Yes, on our guidance. We maintained guidance. First quarter, there were some weather events and some other things -- a couple of properties were a little bit behind, but if we looked at the revised forecast for the full year, and we look at our group pace, we still feel confident with our prior guidance based on how the year is going to play out.

Daniel Donlan - Janney Montgomery Scott LLC

Okay. And then just going back to the Allerton, and if you could handicap it, do you think you're going to likely wind up with this hotel or do you still think there's a strong potential for you guys to just sell the debt piece as it is?

Mark Brugger

Yes, its hard to note. There is a very well known broker that's engaged by the, what is now the equity, and they're trying to call for offers in the next week or so. We're obviously in the dark on how that process is going. So if they're successful and they can pay us off, so be it. If not, we'll continue along the lines of foreclosure and try to get ownership of the hotel. We're okay either way.

Daniel Donlan - Janney Montgomery Scott LLC

Okay, understood. And then from a -- I guess, Sean, from a capacity standpoint, you guys have quite a bit of cash, now that you've erased this debt. Just kind of curious and you have your lines available to you, just kind of curious and you maintained a very low leverage, where do you think your kind of capacity is before you have to come back to the acquisition capacity, before you have to come back to the equity markets?

Sean Mahoney

Dan, I think our capacity is right around $400 million is where we think we could comfortably deploy that capital. Obviously, capping equity markets is based on specific market conditions, the types of deals were looking at, et cetera. But we think we're very comfortable at $400 million as our dry powder today.

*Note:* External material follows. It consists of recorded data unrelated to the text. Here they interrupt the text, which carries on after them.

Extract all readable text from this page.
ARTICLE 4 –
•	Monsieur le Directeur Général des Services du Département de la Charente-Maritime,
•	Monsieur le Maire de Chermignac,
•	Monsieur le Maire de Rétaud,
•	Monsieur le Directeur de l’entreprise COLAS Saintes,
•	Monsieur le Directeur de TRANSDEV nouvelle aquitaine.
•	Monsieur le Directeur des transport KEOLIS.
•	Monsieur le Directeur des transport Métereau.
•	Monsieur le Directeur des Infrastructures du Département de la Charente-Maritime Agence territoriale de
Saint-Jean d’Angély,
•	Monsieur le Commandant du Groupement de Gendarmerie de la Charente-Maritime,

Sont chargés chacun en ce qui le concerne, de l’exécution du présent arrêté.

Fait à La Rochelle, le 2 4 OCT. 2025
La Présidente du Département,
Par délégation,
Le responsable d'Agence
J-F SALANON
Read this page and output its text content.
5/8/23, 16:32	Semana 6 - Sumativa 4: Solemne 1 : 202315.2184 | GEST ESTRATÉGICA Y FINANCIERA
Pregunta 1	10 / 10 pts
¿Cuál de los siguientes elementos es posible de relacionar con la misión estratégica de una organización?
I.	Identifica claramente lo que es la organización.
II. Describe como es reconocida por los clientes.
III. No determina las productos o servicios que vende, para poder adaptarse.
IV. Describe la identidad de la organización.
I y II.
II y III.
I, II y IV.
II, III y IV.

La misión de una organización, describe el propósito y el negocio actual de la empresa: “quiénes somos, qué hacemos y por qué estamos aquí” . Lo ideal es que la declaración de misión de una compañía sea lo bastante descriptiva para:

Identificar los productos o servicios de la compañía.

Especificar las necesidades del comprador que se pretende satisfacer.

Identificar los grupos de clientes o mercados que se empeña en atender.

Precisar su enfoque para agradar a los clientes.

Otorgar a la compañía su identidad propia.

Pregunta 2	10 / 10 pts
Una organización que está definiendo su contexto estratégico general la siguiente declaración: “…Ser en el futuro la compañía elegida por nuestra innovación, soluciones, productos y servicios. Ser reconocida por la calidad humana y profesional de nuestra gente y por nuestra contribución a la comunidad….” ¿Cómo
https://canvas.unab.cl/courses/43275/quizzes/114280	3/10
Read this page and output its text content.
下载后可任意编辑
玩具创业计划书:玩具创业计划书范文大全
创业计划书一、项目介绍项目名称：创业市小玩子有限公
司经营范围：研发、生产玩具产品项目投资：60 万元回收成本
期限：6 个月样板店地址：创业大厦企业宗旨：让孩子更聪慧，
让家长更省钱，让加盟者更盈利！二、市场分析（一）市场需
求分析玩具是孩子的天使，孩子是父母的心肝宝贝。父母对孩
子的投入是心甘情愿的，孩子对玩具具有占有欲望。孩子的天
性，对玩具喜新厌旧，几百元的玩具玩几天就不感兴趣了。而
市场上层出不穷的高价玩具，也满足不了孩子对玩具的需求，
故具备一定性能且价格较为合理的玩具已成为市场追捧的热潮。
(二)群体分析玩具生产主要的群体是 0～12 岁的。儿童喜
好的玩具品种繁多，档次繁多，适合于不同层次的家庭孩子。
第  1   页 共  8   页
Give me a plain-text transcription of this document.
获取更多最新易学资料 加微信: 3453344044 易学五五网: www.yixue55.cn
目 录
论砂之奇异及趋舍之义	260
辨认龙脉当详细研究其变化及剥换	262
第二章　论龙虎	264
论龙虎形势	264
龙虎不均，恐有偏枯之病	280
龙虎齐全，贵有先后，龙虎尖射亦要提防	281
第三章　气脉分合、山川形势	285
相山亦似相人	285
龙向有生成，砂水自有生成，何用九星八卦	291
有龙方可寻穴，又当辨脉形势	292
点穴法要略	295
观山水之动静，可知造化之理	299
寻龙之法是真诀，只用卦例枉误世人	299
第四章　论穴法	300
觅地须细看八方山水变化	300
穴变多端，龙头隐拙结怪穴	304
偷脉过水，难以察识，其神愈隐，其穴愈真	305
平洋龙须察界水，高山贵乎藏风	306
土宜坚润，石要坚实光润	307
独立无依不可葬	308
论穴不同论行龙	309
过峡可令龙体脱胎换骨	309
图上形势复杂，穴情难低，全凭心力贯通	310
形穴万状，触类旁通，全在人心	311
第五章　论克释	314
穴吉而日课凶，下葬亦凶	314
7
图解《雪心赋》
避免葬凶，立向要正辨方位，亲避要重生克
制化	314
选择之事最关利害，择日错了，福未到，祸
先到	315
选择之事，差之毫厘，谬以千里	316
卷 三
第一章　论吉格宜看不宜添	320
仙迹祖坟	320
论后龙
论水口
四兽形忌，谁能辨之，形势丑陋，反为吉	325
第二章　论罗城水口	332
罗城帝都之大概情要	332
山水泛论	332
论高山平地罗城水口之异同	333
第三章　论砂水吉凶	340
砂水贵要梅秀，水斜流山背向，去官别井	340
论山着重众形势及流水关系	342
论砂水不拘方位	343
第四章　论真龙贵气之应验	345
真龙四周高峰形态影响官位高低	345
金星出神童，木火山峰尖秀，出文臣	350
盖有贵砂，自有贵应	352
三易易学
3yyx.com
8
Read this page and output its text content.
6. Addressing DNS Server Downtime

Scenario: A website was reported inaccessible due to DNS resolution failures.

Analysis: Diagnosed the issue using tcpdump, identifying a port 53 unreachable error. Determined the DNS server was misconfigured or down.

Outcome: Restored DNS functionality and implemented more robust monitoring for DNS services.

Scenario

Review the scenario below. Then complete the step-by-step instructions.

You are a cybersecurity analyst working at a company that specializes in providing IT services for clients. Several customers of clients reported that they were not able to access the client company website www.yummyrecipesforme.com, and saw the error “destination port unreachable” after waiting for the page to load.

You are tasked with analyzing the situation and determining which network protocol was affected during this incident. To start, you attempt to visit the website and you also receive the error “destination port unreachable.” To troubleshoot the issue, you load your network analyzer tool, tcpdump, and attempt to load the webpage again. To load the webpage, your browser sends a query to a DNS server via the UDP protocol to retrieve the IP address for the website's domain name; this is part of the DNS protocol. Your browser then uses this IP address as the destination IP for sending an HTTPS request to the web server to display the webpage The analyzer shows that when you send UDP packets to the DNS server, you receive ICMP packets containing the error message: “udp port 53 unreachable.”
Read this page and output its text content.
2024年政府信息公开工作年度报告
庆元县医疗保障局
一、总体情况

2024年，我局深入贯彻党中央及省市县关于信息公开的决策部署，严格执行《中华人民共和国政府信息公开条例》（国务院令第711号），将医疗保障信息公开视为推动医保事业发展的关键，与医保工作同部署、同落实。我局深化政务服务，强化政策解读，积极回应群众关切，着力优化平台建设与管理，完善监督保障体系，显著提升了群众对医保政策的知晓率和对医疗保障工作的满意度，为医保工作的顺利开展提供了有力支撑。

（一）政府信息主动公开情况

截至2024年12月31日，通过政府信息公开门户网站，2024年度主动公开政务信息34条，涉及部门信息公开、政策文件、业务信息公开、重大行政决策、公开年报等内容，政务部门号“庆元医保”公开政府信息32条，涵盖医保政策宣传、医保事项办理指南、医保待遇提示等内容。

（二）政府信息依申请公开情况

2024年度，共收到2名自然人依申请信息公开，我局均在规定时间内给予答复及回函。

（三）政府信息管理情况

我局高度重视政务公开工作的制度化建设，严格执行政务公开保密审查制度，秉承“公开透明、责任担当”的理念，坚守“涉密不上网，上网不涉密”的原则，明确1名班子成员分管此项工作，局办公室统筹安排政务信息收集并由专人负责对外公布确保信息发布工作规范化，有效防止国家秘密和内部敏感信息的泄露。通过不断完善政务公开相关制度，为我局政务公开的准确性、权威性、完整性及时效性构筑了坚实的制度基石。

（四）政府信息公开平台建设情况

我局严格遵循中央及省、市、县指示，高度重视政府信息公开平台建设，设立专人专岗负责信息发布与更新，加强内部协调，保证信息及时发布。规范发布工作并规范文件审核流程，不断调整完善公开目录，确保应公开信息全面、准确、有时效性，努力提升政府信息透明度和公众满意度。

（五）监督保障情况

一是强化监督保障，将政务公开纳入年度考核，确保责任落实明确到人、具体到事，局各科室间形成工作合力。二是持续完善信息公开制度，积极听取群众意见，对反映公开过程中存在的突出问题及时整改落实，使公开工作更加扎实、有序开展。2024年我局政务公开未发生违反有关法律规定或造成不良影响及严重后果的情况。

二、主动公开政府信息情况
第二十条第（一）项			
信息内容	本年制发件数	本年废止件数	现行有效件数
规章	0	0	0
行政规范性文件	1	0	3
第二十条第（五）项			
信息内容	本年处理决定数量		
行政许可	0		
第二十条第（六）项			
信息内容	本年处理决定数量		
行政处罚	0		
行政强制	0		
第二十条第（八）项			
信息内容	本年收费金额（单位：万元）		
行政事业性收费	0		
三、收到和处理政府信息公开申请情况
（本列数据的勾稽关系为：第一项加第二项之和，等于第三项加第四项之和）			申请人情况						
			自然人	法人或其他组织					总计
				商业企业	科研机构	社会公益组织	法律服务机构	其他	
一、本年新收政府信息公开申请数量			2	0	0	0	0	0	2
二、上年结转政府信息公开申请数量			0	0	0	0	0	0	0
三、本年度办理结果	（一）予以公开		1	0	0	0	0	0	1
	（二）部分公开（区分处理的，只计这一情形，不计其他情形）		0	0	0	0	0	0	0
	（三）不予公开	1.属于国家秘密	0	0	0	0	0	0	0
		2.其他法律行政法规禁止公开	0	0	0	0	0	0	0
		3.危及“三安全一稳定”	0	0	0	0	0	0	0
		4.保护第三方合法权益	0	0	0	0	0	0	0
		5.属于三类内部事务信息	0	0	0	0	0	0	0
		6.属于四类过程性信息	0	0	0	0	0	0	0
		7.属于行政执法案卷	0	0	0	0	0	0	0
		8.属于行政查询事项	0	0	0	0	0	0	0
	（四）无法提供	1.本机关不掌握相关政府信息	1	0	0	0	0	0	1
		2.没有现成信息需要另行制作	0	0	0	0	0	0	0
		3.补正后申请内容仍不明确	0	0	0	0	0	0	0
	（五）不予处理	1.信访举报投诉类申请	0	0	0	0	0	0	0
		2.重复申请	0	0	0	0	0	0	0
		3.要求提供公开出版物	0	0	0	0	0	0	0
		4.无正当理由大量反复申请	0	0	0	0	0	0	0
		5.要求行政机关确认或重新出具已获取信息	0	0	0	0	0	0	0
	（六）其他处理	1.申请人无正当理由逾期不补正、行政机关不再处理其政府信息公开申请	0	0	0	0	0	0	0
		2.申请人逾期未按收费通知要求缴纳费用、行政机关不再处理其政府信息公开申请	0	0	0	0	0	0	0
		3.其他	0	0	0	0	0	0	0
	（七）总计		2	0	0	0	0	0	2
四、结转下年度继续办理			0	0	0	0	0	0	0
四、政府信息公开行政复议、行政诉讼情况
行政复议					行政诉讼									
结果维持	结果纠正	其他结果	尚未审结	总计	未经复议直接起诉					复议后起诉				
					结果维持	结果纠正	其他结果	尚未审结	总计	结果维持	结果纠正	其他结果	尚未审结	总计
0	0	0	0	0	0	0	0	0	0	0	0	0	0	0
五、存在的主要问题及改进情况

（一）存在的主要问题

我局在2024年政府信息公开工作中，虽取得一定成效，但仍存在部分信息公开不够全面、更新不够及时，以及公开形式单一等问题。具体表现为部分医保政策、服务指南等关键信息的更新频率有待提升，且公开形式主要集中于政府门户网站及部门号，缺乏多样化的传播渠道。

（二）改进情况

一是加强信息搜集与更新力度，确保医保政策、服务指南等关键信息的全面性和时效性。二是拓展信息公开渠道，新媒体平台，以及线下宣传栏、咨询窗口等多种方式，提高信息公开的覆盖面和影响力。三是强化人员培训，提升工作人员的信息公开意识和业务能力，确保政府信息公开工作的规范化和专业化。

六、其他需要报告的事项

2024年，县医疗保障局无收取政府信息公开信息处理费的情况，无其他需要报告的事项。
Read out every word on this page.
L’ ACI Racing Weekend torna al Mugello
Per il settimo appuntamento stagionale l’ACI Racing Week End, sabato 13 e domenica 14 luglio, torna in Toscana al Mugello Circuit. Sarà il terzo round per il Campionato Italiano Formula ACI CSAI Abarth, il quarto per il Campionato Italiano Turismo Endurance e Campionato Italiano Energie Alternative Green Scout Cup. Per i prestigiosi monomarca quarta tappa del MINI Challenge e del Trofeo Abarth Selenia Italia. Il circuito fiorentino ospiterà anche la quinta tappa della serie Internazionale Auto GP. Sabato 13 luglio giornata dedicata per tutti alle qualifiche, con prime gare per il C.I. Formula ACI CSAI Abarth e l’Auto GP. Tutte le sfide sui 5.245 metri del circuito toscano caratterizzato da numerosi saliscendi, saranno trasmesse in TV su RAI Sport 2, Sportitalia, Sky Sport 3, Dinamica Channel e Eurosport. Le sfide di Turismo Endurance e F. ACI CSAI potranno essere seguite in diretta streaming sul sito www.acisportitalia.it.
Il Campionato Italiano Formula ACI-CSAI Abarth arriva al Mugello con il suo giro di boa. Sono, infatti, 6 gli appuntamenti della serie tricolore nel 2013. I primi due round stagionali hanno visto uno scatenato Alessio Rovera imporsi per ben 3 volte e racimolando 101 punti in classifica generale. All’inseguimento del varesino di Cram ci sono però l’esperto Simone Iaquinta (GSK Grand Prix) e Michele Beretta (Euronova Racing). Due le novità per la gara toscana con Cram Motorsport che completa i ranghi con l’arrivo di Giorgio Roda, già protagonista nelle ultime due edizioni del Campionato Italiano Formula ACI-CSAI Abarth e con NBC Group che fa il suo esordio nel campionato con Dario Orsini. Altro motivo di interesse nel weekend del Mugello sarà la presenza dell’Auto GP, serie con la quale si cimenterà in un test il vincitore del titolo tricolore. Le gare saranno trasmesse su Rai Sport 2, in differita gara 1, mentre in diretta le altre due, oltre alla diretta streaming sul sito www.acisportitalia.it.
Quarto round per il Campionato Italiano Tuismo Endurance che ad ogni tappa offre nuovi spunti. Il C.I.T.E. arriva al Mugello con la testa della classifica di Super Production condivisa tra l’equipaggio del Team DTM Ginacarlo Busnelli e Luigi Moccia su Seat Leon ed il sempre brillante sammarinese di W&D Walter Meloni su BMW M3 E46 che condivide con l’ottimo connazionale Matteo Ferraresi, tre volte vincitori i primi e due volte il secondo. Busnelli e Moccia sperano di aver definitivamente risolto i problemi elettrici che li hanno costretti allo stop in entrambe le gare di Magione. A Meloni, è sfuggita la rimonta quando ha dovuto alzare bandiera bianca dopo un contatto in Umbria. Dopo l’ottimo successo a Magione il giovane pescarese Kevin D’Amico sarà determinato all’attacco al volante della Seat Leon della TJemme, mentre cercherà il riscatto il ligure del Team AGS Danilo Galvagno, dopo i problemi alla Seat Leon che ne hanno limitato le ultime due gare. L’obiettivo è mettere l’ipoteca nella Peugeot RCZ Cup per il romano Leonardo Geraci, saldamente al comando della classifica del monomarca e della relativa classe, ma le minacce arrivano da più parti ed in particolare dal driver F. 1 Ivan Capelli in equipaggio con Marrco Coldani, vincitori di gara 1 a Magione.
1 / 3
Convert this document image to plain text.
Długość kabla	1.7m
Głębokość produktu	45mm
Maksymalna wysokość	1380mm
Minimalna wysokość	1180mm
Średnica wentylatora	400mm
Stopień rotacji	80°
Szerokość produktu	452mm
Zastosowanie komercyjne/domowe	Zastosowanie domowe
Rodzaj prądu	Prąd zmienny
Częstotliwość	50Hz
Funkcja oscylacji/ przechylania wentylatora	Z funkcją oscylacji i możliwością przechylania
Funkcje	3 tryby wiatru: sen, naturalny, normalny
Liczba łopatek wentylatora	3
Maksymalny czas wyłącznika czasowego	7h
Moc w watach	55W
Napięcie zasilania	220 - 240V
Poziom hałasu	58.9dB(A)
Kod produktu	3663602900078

Daniel Donlan - Janney Montgomery Scott LLC

Okay. And then just lastly on the acquisition environment. Some of your peers have been fairly aggressive. Just kind of curious why haven't you guys been as aggressive? Is it more or less just pricing where you're seeing returns? Is it that some of these hotels are independently branded and you guys have historically been more associated with branded hotels? Any type of comments you could provide would be helpful.

Mark Brugger

This is Mark. Most of the deals we've taken a look at and taken a run at, it's been pricing. Obviously, if it's an auctioned deal, the highest bid won. But we pursued a number interesting opportunities but we are staying disciplined with our underwriting and with the price number of these opportunities.

Daniel Donlan - Janney Montgomery Scott LLC

Okay. And just curious, come independently branded, would you guys potentially pursue some of these independently branded hotels that are probably coming to market to in the next 2 to 3 months?

Mark Brugger

The answer is in the right markets, we would pursue it. If it was a D.C., New York, San Francisco-type markets where we think the independent names can... there is enough demand there that they make their own brand. So in markets like that, we would consider those opportunities.

Operator

The next question comes from the line of Sule Laypan of Barclays Capital.

Sule Laypan - Barclays Capital

I was wondering if you could clarify the comment you made on guidance. So is your outlook for second, third and fourth quarter today up or flat from what it was 3 months ago?

Sean Mahoney

It's up slightly.

Sule Laypan - Barclays Capital

Okay. Thanks. And then did I hear correctly, you said on the 42nd Street development, there is not much chance that could be upsized now?

John Williams

Yes, we're -- that's right. I think the probabilities are that it will be 286 rooms.

Sule Laypan - Barclays Capital

Okay. And then just lastly, the room renovations at the Courtyard and the Renaissance Waverly, have those started already or when will they start?

John Williams

They're going to start in the back half of the year.

Operator

And you have no questions at this time. I will now turn the call back over to Mr. Mark Brugger for closing remarks.

Mark Brugger

Thank you, Grace Anne. To everyone on this call, we would like to express our continued appreciation for your interest in DiamondRock and look forward to updating you next quarter.

Operator

Thank you for your participation in today's conference. This concludes the presentation. And you may now disconnect.